Money now is worth more than money later due to growth potential and the erosive effects of inflation. This is one of the most important concepts in personal finance. This concept is what makes 0% financing so attractive. Assuming no payments are missed and the loan is paid in full during the 0% period, inflation essentially pays a portion of your bill. Not a bad deal. Remember that if payments are missed or other conditions go unsatisfied, the interest rate often balloons to a ridiculously high interest rate. Be smart with your money; don’t be lured into “deals” with circumstances you’re not sure you can satisfy. If you miss a step, any step along the way, you’ll pay dearly. Nothing is free, everything is conditional.

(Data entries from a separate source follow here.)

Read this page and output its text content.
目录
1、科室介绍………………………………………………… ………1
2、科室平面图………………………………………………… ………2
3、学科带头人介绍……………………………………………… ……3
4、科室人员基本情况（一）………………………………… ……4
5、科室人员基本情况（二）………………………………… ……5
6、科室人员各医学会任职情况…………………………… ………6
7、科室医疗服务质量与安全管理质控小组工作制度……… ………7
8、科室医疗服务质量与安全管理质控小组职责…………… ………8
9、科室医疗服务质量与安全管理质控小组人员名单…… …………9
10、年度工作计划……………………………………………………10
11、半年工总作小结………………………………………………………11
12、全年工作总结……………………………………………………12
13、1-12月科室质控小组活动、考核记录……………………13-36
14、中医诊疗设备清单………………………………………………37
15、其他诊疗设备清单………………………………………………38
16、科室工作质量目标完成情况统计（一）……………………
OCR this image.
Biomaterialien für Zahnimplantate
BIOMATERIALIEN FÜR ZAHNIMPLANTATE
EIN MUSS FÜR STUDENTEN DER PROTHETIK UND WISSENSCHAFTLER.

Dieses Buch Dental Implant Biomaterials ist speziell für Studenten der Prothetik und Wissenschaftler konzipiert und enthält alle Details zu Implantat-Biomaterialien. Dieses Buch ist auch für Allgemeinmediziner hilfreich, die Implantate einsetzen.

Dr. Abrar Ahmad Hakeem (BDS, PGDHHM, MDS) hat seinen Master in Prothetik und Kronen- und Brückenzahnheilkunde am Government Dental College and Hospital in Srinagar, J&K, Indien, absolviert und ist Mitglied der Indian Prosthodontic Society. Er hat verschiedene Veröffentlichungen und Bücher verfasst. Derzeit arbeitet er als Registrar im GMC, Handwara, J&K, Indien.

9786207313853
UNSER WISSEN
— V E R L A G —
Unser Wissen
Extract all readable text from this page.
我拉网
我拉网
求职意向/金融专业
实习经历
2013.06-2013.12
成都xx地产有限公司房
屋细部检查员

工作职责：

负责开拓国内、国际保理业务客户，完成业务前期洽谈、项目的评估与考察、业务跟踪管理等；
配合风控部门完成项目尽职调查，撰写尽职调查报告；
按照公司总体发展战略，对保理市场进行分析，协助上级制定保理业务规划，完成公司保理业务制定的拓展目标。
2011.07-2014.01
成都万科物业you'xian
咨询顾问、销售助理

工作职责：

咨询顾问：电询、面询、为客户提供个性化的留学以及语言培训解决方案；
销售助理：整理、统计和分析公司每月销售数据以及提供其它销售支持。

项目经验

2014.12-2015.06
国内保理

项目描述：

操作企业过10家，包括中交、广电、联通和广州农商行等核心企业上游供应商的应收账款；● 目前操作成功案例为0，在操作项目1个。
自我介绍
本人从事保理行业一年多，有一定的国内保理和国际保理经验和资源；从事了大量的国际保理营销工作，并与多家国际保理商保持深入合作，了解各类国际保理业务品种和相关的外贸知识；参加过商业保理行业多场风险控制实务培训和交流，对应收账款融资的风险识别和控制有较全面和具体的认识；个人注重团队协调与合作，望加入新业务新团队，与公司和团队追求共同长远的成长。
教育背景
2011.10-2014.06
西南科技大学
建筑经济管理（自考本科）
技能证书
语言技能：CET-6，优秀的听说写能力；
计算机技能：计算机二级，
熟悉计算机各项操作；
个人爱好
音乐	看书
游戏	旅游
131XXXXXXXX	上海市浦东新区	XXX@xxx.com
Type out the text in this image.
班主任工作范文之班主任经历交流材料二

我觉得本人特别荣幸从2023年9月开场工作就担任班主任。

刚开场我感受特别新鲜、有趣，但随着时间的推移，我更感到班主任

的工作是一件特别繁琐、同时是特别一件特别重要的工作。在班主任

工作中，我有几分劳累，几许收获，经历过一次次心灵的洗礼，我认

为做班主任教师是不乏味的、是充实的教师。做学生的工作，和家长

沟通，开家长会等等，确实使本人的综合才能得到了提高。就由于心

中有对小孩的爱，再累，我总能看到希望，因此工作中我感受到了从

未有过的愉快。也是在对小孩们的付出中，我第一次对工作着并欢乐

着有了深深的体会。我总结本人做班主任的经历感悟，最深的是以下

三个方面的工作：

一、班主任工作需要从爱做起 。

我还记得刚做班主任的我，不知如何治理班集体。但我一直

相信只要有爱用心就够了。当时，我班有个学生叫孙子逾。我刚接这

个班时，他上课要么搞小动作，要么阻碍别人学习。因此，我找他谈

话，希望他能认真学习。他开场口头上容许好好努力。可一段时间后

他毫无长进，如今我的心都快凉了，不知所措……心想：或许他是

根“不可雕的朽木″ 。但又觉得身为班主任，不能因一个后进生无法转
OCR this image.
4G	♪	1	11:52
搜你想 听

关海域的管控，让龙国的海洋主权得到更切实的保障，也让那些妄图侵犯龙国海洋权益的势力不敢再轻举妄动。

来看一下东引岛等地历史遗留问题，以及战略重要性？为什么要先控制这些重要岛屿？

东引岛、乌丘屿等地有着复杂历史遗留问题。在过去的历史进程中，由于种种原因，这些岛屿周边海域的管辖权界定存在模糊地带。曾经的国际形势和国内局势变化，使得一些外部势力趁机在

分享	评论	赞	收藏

Inflation eats away at buying power: $100 is worth more now than $100 a year from now. Inflation (averaging 3% per year) eats away at the buying power of money. Assuming a 3% inflation rate, $100 today will only purchase $97.09 (100/1.03) worth of goods a year from now.
Retaining buying power: You can retain buying power by making your money work for you. You may deposit into savings, money market or other accounts to gain interest. Leaving excess funds (i.e. more than you need for bills and a respectable cushion) in checking accounts is typically a bad idea because checking accounts generally have some of the lowest rates. You may also invest your funds in stocks or mutual funds, accepting a higher risk to potentially earn higher returns. These strategies will allow you to somewhat counter or even beat losses of buying power to inflation.